Waiting for recovery sometimes From Interpretation of macro data in the second quarter of 2022

The following is the Waiting for recovery sometimes From Interpretation of macro data in the second quarter of 2022 recommended by recordtrend.com. And this article belongs to the classification: Chinese economy.
Since March 2022, a new round of epidemic has led to increased downward pressure on the economy. The meeting of the Political Bureau of the CPC Central Committee held on April 29 set the tone for the current economic work, and the executive meeting of the State Council on May 23 further deployed the “package of policies and measures”. With the effective control of the epidemic in May, the orderly resumption of work and production, and the gradual implementation of macro-control policies, China’s economy will start a new cycle of repair. In this issue, the media express will interpret the macro data and policies in the second quarter of this year. As media spending is closely related to consumption, our analysis will focus on consumption trends.

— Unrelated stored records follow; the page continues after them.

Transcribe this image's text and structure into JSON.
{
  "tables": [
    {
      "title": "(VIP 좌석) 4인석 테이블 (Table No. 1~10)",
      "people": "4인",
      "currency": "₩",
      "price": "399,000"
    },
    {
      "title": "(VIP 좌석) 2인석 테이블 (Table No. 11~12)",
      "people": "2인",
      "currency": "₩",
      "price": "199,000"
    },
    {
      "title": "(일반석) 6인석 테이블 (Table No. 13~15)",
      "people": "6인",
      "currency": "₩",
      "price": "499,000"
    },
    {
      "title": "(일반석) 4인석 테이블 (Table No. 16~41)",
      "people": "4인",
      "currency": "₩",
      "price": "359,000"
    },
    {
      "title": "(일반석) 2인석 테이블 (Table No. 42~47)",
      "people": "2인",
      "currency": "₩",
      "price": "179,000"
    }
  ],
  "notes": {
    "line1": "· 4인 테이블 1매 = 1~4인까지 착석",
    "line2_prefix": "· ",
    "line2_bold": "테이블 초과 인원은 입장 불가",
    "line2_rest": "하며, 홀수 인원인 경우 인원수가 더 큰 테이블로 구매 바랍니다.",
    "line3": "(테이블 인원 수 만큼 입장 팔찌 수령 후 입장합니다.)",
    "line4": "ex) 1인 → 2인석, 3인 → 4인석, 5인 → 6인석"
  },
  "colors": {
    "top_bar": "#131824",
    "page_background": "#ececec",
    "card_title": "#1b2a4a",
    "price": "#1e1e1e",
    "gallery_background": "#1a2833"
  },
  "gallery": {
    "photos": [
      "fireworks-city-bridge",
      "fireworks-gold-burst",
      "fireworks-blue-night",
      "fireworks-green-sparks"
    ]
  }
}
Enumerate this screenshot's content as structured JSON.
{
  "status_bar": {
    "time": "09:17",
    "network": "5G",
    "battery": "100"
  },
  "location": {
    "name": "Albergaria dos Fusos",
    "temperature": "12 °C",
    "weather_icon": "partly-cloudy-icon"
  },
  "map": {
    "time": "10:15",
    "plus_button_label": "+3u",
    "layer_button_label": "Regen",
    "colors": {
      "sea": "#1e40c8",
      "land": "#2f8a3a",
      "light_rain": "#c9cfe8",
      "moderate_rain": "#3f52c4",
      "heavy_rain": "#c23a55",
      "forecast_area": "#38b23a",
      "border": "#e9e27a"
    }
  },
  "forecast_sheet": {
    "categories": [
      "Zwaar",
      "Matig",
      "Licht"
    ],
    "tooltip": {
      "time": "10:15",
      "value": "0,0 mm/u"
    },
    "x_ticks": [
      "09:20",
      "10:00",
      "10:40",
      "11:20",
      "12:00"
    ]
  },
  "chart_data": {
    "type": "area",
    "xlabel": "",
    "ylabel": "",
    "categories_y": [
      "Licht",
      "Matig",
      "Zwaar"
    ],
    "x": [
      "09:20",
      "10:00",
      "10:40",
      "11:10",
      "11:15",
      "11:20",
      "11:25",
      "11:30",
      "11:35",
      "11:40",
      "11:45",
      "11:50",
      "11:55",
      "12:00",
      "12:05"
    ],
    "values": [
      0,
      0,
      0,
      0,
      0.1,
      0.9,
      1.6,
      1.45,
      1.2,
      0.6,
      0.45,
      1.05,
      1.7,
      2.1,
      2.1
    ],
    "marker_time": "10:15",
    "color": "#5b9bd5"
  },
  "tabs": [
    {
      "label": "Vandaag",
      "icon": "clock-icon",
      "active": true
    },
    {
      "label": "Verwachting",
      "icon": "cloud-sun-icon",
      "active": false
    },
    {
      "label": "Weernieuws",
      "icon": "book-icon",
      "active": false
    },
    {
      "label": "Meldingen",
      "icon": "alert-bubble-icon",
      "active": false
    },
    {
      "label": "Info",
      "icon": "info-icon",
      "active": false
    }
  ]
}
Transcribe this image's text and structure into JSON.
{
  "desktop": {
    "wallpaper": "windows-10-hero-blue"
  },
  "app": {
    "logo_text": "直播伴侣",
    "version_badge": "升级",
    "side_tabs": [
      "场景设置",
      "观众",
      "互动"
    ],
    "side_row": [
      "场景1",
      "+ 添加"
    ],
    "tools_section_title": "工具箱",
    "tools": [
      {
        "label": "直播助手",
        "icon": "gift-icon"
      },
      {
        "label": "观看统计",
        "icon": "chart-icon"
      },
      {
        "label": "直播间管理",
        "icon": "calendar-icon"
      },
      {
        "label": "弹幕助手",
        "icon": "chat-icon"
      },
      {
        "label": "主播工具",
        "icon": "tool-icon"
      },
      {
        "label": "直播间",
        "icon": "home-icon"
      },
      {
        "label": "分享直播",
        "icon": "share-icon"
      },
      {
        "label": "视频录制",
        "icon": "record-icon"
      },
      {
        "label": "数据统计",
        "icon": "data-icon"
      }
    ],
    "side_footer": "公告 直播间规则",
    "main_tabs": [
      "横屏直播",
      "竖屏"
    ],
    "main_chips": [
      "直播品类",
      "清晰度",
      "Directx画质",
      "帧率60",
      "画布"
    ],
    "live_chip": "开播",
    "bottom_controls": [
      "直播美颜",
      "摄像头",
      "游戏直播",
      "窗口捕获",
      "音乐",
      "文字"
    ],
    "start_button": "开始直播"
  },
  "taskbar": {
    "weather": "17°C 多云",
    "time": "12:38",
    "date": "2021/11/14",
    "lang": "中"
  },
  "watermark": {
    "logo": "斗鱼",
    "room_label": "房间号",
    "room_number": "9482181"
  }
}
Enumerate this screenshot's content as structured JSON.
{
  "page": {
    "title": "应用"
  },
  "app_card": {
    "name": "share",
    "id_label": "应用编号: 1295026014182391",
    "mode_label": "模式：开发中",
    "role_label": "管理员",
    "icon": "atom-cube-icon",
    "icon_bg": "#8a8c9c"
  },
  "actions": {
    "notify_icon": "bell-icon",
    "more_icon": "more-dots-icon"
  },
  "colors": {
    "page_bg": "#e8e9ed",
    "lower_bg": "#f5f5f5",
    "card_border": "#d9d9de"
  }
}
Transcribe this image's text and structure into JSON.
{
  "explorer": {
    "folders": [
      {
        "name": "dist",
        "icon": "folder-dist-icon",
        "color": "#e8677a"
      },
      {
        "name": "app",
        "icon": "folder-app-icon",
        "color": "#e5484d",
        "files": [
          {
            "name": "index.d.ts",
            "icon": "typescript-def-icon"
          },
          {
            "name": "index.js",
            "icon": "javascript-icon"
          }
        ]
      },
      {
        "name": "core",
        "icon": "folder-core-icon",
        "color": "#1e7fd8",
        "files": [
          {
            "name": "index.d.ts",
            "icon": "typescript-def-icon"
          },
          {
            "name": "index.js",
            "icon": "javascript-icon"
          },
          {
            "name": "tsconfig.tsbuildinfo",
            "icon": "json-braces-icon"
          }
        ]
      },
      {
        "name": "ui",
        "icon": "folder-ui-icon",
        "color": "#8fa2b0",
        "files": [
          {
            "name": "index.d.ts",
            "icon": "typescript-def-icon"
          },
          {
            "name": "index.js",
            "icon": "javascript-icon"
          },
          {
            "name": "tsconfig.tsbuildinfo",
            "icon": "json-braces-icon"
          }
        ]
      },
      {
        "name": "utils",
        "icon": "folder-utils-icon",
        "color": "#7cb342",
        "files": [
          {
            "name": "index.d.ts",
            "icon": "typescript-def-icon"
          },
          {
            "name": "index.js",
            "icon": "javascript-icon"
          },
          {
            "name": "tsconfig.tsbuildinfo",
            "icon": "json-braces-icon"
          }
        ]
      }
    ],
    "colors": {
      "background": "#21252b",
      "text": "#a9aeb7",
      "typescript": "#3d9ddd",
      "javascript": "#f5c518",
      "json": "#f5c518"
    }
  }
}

The main observations are as follows:
Economic pattern – in May, the economic recovery began to show, showing a pattern of leading exports, bottoming investment and warming consumption as a whole: in May, various economic indicators increased, exports increased significantly, and in the category of fixed asset investment, manufacturing investment and infrastructure investment maintained an upward trend, becoming an important support for the economy, but real estate investment needs to be improved; Consumption has been moderately repaired. Referring to the recovery process after the epidemic in 2020, it is also expected to be slow this time.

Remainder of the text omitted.